THE BIOLOGIC SIGNIFICANCE OF THE THIRD COMPONENT OF COMPLEMENT (C3) IN NONIMMUNE HOST DEFENSES

Abstract

Studies performed in vitro have demonstrated that C3 acts as an opsonin when activated to C3b and fixed to bacteria. In order to investigate the significance of C3 as an opsonin in vivo the following experiments were performed in normal, nonimmune mice. Mice were totally depleted of serum C3, as measured in a hemolytic assay, by the injection of cobra venom factor(CoVF). Concurrent with the C3 depletion their serum opsonizing activity decreased to a level less than 20% of normal. When mice were challenged with an intraperitoneal injection of pneumococci(Pn) immediately after the CoVF treatment, the LD50 was 1.8 × 106 as compared to 6.8 × 107 in saline treated control animals (P<0.05). When the CoVF was given only 6 hours after the Pn challenge the LD50 was the same as in the control mice.
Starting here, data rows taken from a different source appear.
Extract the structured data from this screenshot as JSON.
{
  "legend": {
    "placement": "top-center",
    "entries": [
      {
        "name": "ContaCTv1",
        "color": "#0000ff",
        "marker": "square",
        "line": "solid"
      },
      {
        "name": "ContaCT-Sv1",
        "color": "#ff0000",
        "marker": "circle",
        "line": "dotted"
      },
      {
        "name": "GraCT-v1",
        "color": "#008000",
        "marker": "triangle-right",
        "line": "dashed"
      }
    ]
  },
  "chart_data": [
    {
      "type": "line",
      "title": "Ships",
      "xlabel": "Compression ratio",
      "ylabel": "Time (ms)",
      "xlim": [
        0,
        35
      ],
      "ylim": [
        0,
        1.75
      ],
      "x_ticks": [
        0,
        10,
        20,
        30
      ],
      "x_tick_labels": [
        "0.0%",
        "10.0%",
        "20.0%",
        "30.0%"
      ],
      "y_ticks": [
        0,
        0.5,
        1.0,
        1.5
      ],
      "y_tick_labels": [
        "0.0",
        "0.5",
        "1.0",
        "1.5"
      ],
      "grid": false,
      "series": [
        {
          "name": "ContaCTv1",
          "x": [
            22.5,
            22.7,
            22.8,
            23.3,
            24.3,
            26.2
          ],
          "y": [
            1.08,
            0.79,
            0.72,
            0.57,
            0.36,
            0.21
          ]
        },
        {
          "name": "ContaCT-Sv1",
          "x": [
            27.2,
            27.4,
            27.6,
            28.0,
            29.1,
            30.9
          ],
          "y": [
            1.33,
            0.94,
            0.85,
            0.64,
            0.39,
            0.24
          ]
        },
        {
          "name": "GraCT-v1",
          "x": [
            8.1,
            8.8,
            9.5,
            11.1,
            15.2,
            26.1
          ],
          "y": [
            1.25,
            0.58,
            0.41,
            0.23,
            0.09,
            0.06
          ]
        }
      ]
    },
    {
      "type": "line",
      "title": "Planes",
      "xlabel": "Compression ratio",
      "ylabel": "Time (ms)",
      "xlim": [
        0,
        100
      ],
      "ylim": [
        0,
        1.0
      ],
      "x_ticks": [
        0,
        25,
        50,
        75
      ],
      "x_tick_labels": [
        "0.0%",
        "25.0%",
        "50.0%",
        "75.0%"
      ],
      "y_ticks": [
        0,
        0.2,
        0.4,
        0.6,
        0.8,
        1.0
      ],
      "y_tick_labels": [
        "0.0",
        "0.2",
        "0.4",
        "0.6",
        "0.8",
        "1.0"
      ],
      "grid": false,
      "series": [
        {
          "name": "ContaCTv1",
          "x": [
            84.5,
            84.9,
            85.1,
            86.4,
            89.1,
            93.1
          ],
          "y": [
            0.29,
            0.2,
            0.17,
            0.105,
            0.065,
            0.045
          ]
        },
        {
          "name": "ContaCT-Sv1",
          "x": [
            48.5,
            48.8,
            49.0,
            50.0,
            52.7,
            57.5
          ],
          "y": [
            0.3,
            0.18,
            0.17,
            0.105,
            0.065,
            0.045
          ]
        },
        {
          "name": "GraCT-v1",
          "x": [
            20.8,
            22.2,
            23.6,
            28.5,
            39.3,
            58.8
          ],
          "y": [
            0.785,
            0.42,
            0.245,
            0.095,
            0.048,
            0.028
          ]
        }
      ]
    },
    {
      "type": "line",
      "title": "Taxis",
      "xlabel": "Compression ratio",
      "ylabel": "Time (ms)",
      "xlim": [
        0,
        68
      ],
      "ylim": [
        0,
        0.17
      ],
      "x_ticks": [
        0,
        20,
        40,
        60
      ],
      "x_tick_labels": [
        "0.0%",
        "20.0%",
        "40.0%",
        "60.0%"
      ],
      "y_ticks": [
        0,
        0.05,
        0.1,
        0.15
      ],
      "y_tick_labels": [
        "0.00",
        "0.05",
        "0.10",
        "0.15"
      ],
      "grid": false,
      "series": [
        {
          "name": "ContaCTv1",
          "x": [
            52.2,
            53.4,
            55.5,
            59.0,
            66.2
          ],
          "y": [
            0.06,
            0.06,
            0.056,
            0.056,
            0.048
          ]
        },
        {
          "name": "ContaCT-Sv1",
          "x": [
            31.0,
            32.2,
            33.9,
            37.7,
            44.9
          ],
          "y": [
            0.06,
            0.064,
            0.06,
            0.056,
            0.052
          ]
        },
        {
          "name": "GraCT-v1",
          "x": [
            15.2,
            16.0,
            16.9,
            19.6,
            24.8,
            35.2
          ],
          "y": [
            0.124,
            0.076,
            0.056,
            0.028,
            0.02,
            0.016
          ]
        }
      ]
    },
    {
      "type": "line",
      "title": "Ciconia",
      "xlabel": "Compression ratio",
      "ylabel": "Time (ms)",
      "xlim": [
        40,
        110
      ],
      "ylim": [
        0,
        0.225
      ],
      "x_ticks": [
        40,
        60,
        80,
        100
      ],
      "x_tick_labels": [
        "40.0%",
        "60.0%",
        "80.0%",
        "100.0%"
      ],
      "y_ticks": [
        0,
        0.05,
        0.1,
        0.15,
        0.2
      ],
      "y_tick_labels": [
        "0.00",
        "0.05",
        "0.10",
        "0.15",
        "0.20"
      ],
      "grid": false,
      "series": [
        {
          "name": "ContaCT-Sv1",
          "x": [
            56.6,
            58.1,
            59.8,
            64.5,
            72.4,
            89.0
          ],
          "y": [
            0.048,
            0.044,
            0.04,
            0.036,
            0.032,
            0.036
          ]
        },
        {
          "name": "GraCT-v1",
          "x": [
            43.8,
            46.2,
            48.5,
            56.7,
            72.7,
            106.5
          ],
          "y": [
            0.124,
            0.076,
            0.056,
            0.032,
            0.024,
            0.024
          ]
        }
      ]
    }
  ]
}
If Pn were preopsonized in vitro with nonimmune mouse serum and then injected into CoVF treated animals, the LD50 was the same as that in control animals. These studies demonstrate that there is a biologically significant in vivo role for C3 as an opsonin in the nonimmune host's defense against bacterial infection and that that role is most significant in the early stages of bacterial invasion.